La interioridad es el lugar de las preguntas y los encuentros, de los miedos, las dudas y las certezas. Lo propio del ser humano es hacerse preguntas esenciales y enfrentarlas con sinceridad y responsabilidad. Sócrates decía que no merecía la pena una vida sin preguntas, pero hoy la mayoría de las personas le tiene pavor a enfrentar el misterio de la existencia y asumir la vida como pregunta: ¿Quién soy?, qué hago en esta vida?, ¿para qué vivo?, ¿cómo me imagino realizado y feliz?, ¿cómo concibo la muerte?, ¿cómo me preparo para ella?..
La interioridad supone recuperar el propio misterio humano, el asombro de la existencia, que posibilita el distanciamiento de toda alienación que lleva al exilio de sí mismo, y a una vida superficial, frívola y hueca. El viaje a la interioridad nunca equivale a quedarse estancado en una especie de contemplación estéril o narcisista, ni tiene que ver con algún tipo de evasión o huida de la realidad, sino que es todo lo contrario: sólo si somos capaces de conocernos, valorarnos y estar a gusto con nosotros mismos, podremos salir al encuentro con los demás. La interioridad no es aislamiento, sino el viaje hacia uno mismo para salir de sí mismo. La interioridad lejos de inducir a la soledad y a la nada, refuerza la comunión profunda y radical con Dios y, desde El, la salida al encuentro con los demás, e incluso al encuentro respetuoso con todos los seres creados por Dios. “No corras, nos dirá San Agustín, que a donde tienes que llegar es a tu propio corazón.
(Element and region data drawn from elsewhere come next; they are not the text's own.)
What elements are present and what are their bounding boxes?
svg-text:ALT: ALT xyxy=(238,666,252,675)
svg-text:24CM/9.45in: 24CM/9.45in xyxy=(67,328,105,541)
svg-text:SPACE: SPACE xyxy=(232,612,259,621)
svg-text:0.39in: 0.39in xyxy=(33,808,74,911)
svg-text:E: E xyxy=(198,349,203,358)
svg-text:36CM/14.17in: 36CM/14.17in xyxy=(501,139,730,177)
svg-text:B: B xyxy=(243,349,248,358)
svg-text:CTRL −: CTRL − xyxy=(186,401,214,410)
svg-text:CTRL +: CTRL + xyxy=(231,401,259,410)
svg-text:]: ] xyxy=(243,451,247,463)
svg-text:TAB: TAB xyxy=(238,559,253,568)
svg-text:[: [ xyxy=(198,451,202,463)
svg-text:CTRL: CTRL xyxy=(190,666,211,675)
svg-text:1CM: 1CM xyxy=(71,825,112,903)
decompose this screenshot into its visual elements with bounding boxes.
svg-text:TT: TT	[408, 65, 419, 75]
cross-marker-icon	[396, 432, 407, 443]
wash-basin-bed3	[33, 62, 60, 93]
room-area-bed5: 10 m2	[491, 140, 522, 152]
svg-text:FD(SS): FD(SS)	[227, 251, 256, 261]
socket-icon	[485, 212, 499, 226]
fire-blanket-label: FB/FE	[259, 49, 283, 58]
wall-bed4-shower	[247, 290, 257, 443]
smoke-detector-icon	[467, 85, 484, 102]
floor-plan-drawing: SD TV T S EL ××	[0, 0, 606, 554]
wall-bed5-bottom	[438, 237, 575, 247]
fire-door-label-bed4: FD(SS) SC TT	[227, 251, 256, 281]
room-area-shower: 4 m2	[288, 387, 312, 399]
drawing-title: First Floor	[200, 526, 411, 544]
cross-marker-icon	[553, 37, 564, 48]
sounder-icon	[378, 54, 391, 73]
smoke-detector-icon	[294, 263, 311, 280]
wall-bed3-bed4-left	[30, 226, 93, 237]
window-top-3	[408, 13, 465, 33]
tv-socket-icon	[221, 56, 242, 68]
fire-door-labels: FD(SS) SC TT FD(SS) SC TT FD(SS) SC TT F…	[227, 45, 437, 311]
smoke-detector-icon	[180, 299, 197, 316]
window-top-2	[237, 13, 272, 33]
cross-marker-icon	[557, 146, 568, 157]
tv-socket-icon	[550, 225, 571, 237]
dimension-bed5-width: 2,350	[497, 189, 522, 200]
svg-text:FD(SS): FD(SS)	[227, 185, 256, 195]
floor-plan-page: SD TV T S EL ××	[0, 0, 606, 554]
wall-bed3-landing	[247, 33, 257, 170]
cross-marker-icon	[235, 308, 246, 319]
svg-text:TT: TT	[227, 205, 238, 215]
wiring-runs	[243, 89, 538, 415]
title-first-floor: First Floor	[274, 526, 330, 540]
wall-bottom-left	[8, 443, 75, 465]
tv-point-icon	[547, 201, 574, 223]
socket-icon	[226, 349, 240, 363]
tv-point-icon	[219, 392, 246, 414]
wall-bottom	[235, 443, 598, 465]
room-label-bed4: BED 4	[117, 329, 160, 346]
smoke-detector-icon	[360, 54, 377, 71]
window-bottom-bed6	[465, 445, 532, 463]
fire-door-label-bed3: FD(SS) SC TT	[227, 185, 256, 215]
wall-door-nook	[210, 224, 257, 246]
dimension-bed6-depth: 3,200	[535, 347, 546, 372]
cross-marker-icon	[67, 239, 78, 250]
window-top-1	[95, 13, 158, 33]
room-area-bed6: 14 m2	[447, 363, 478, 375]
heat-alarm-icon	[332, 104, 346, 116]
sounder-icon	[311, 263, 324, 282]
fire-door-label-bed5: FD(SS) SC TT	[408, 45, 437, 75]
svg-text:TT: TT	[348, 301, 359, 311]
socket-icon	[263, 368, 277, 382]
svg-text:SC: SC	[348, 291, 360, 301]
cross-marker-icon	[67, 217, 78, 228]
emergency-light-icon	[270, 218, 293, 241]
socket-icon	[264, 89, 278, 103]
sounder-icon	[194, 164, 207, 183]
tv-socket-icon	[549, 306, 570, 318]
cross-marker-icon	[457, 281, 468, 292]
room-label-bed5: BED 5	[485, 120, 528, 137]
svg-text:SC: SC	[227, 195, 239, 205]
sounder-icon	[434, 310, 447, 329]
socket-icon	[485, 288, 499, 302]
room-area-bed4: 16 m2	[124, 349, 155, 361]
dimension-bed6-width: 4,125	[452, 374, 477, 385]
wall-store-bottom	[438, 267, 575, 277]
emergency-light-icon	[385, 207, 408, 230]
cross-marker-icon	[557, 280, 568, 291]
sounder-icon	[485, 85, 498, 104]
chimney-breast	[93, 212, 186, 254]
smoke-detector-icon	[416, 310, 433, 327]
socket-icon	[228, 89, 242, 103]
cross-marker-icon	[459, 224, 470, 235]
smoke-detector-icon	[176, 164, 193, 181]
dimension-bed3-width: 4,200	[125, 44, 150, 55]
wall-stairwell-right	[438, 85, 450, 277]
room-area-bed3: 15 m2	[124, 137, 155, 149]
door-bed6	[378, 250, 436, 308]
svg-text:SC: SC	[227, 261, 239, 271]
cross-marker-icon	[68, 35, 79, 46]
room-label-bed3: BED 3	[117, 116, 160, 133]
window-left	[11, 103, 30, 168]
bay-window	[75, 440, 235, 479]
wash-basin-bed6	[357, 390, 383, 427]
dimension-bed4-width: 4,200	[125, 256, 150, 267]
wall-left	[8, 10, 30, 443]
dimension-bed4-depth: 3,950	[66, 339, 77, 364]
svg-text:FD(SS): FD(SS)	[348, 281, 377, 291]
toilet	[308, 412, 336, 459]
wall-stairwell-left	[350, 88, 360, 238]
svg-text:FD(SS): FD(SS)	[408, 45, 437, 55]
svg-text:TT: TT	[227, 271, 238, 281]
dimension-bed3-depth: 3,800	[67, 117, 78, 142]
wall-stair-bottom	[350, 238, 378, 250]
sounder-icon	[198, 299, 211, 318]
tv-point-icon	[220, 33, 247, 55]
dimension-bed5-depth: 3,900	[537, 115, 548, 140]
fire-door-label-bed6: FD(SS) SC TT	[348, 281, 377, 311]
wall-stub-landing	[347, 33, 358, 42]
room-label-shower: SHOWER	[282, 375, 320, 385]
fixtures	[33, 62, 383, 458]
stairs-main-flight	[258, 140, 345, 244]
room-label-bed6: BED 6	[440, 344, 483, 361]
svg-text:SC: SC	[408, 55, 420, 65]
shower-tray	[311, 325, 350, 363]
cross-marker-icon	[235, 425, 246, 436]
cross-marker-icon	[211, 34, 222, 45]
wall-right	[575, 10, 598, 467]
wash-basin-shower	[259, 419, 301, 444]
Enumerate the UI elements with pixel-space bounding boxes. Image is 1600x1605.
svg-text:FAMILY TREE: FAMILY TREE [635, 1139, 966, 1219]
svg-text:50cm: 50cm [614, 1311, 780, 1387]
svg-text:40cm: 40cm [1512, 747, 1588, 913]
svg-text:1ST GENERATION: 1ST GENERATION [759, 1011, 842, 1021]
No salgas fuera de ti, no renuncies a ser tú mismo, no te distraigas asistiendo al espectáculo de vidas ajenas, no caigas en la redes de la frivolidad:¿Dónde vas? Vuelve a tu corazón”
Vivimos en la civilización del ruido. La persona superficial no soporta el silencio. Aborrece el recogimiento y la soledad. El ruido disuelve la interioridad. La persona sin silencio vive desde fuera, conectado con el mundo exterior pero desconectado consigo mismo. El individuo sin silencio no se pertenece, no es enteramente dueño de sí mismo. Vive como un robot, programado y dirigido desde fuera. Rodeado de medios de comunicación se siente solo, deshabitado. Estamos ante una contradicción manifiesta: la era de las comunicaciones coincide con el tiempo de la más fría e inhumana soledad; vivimos intoxicados de información, y nos ahogamos en un mar de datos. Pero ¿y la sabiduría? Una simple mirada a la marcha del mundo nos evidencia su ausencia. Al poeta Elliot le sobraba razón cuando se preguntaba alarmado: “¿A dónde fue la sabiduría que perdimos con el conocimiento, a dónde está yendo el conocimiento que estamos perdiendo con la información?” El conocimiento nos informa, la sabiduría nos transforma, nos induce a vivir bien. La sabiduría no consiste solo en saber. Es mucho más que eso: consiste en saber utilizar el saber. Sabio es el que utiliza su saber para producir vida. La sabiduría tiene como fin la felicidad, la vida plena. Un sabio infeliz es un contrasentido.